Horror Icon and Memorable Character Actor, Dead at 80.

I certainly didn’t know Sid Haig, but I was around him a couple of times, and the weird thing is that being around him a couple of times means that you sort of feel like you knew him. The first time was about eight years ago at a small horror convention in Kansas City.  The con was held in a hotel about four stars south of the Ritz, and I was waiting at the front desk for someone to come with me to try to find out why my key card wouldn’t grant me access to my room.  Just as the woman who was to help me finished with the guest in front of me, I heard a voice just behind me and to my right boom: 

“I need a different iron! This one’s got white sticky shit all over it!” 

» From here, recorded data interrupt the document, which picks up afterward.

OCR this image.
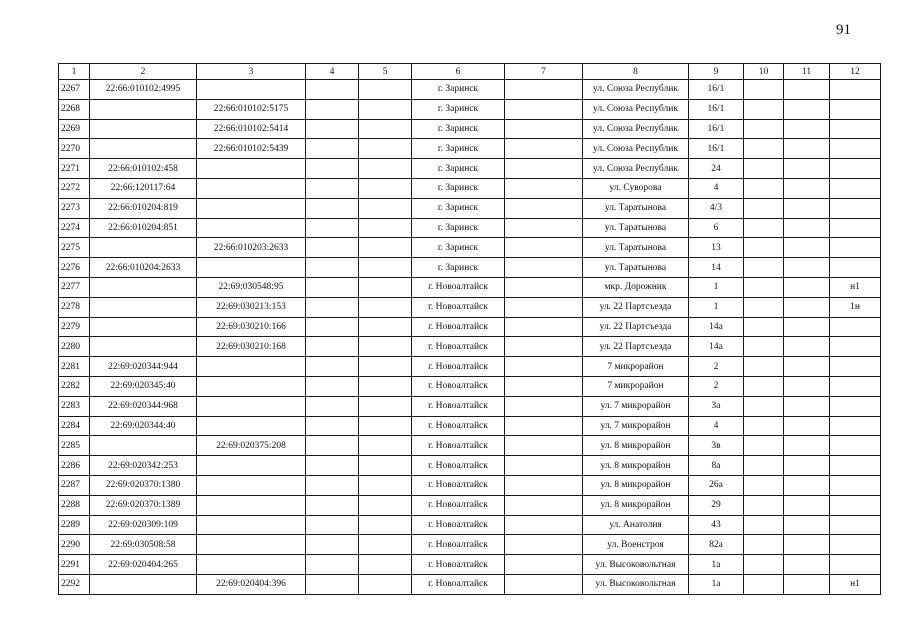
91
1	2	3	4	5	6	7	8	9	10	11	12
2267	22:66:010102:4995				г. Заринск		ул. Союза Республик	16/1			
2268		22:66:010102:5175			г. Заринск		ул. Союза Республик	16/1			
2269		22:66:010102:5414			г. Заринск		ул. Союза Республик	16/1			
2270		22:66:010102:5439			г. Заринск		ул. Союза Республик	16/1			
2271	22:66:010102:458				г. Заринск		ул. Союза Республик	24			
2272	22:66:120117:64				г. Заринск		ул. Суворова	4			
2273	22:66:010204:819				г. Заринск		ул. Таратынова	4/3			
2274	22:66:010204:851				г. Заринск		ул. Таратынова	6			
2275		22:66:010203:2633			г. Заринск		ул. Таратынова	13			
2276	22:66:010204:2633				г. Заринск		ул. Таратынова	14			
2277		22:69:030548:95			г. Новоалтайск		мкр. Дорожник	1			н1
2278		22:69:030213:153			г. Новоалтайск		ул. 22 Партсъезда	1			1н
2279		22:69:030210:166			г. Новоалтайск		ул. 22 Партсъезда	14а			
2280		22:69:030210:168			г. Новоалтайск		ул. 22 Партсъезда	14а			
2281	22:69:020344:944				г. Новоалтайск		7 микрорайон	2			
2282	22:69:020345:40				г. Новоалтайск		7 микрорайон	2			
2283	22:69:020344:968				г. Новоалтайск		ул. 7 микрорайон	3а			
2284	22:69:020344:40				г. Новоалтайск		ул. 7 микрорайон	4			
2285		22:69:020375:208			г. Новоалтайск		ул. 8 микрорайон	3в			
2286	22:69:020342:253				г. Новоалтайск		ул. 8 микрорайон	8а			
2287	22:69:020370:1380				г. Новоалтайск		ул. 8 микрорайон	26а			
2288	22:69:020370:1389				г. Новоалтайск		ул. 8 микрорайон	29			
2289	22:69:020309:109				г. Новоалтайск		ул. Анатолия	43			
2290	22:69:030508:58				г. Новоалтайск		ул. Военстроя	82а			
2291	22:69:020404:265				г. Новоалтайск		ул. Высоковольтная	1а			
2292		22:69:020404:396			г. Новоалтайск		ул. Высоковольтная	1а			н1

I turned my head and a long arm was waving a run of the mill clothes iron several inches from my head. It was difficult to tell if it was covered in white sticky shit even at that close a vantage point, but it didn’t matter much, as it seemed obvious that the man waving it was pretty serious about getting a different iron.  That man was Sid Haig.  He wasn’t being aggressive or nasty about it, but he was being adamant and he was sure that he wanted the problem addressed.  For some reason that really stuck with me: he didn’t send someone down to do it, he didn’t call the front desk and have it delivered, he walked the iron down and asked for a new one.  When told that I was in front of him, he apologized to me and stepped back a few feet, the offending appliance held loosely in front of him.  When I met him later at the con, I discovered that his autograph was very reasonable and that a photo with him came free with the signing. I know that for a lot of these folks, the money they make at cons is really important to their livelihood, but I also judge their character on how much they charge fans.  That Sid chose to include a free photo with every signature probably cost him thousands, but it bought him a great deal of esteem from grateful fans like me.  

That esteem would eventually cause me, a person who knew him entirely from his work in Rob Zombie’s films and from his role in Spider Baby to more fully explore his incredible volume of work as an actor, especially his other roles working with director Jack Hill. His characters in these films were wildly different and showed his versatility as an actor.  Harry, the pervy fruit vendor in The Big Doll House (1971) was verydifferent from Django, the revolutionary mercenary from The Big Bird Cage (1972), even though both are women in prison films.  My favorite role of Sid’s was as the wild madman Hawk Sidney in the 1969 art house drag race film Pit Stop.  (Go re-read that last sentence again, and then if you haven’t seen Pit Stop realize why you have to see Pit Stop, today if you can.) Hawk is a character with a real arc, in a film where the “bad guy” (Hawk) becomes the voice of the human conscience while the “good guy” loses his humanity.   Haig’s ability to convey frenetic energy, fury, regret, and pathos all in one relatively short exploitation film is a testament to man’s ability.  

Of course, he is likely best known for the role of Captain Spaulding (or “Cutter”) from Rob Zombie’s most famous films, but his long career with Jack Hill and his even longer stint as a character actor in film and on television, often playing various heavies of dubious ethnic heritage is equally worth consideration.  Sid Haig played every kind of character, and did it with his own stamp that made him stand out playing what might have been a relatively forgettable character for another actor.  

Sid Haig was the kind of guy who was unforgettable onscreen and unforgettable in person as well.  In July, I presented him with some original Pit Stop lobby cards to sign after standing in a pretty long line at another convention.  Though he was obviously unwell, he immediately lit up upon seeing them.  “Pit Stop!’ he hollered as I presented them, and then launched into five or so minutes of stories about his time on the film, notably a great tale of how he managed to keep a bunch of rowdy volunteer drag racers on a set for two days by calling a beer company to “sponsor” the film with a refrigerator truck full of their product.  As the line backed up and people peered at us, wondering what the hell the logjam was all about, Sid continued on, unconcerned.  He was telling a story about something that mattered to him, and he’d be damned if he wasn’t going to get it all out.  It wasn’t to be impolite; it was because it mattered to him.  I certainly don’t claim to have known him, but that aspect of his character stood out to such a degree that it sort of feels like I did.  He was a true American original, and will be missed by everyone who appreciates that sort of thing. 

Aaron AuBuchon is an Associate Dean at Webster University in St. Louis, MO. A dedicated horror enthusiast, he manages the very active Facebook Group “STL Horror Club”.

Aaron meets Sid Haig in July 2019. “Pit Stop!”